In early September I received an invitation to attend a poetry reading at the Russian Embassy. The envelope arrived at work, within it a printed card requesting my pleasure in a week’s time. I must be an afterthought. Anna Tarkovsky was the reader, celebrating the publication of her Selected Poems in translation, RSVP. I turned the cream-coloured card over in my hands, looking for some scribbled personal note. There was none. I propped it up on my desk, glanced at it occasionally throughout the day, wondering whether I would attend. By lunchtime I’d realised that, on balance, it wasn’t an invitation I was in any position to refuse.
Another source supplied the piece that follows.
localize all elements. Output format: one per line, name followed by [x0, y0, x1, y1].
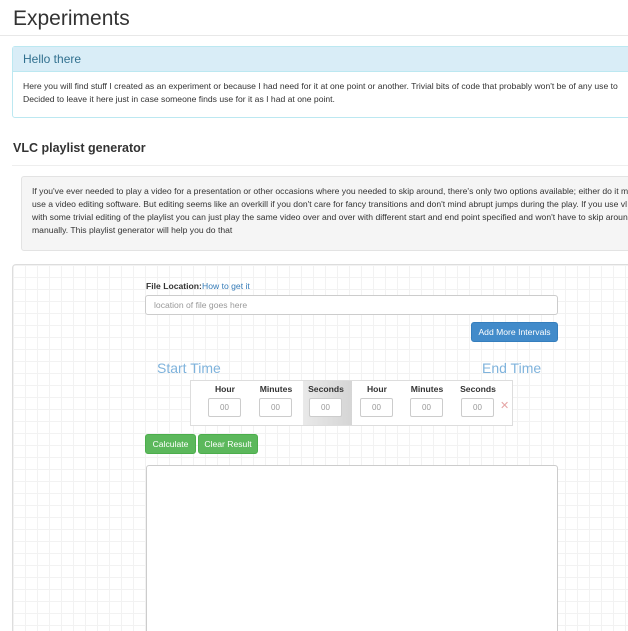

There are people who consider various options presented to them, and having made a decision, stick to it and forget all about the path not chosen. This is necessary, of course, even if it is a position most people arrive at by the default of memory. If they do remember it is in a selective way, to justify their actions; the are post-facto rationalisers of what is, justifiers of the case, possessors of a magnificent and all-comprehending hindsight. The past has gone, after all, and the future that might have grown from it never kicked its way from the womb of the pre-present. Arkady was dead. But did he have to die so soon, so horribly? As time went by I could see no other option for him. For myself, I was married to Marjorie, I was the father of two children. But what if I’d chosen another woman? Had another, completely different life?

I arrived at the Russian Embassy at the appointed hour on the day of the reading, and putting these questions aside as I stepped through its magnificent frontage into a world I’d only glimpsed once or twice before. A small but not derisory crowd was sipping wine in the entrance hall. I looked helplessly around, filled already with nameless regret; a waiter approached me with a tray full of brimming glasses. I took one. Next there were canapes. I politely availed myself of a proffered item of puffy stodge, ate it, too quickly, and stood there like a proverbial spare part, waiting for something to happen.

A large man with a trimmed black beard gently touched my elbow, bowed slightly in greeting. “We are glad you could come,” he said.

Mikhail Gorbachev. I found myself thinking I knew very little about him, but that, somehow, without any conscious decision on my part, he had become something of a hero for me over the years. A doomed hero, of course, but one who would come to seem less doomed and less heroic as I came to understand more about Russia. And at that moment of setting out on my new life, I clearly remember thinking that his biggest mistake had been to call an election.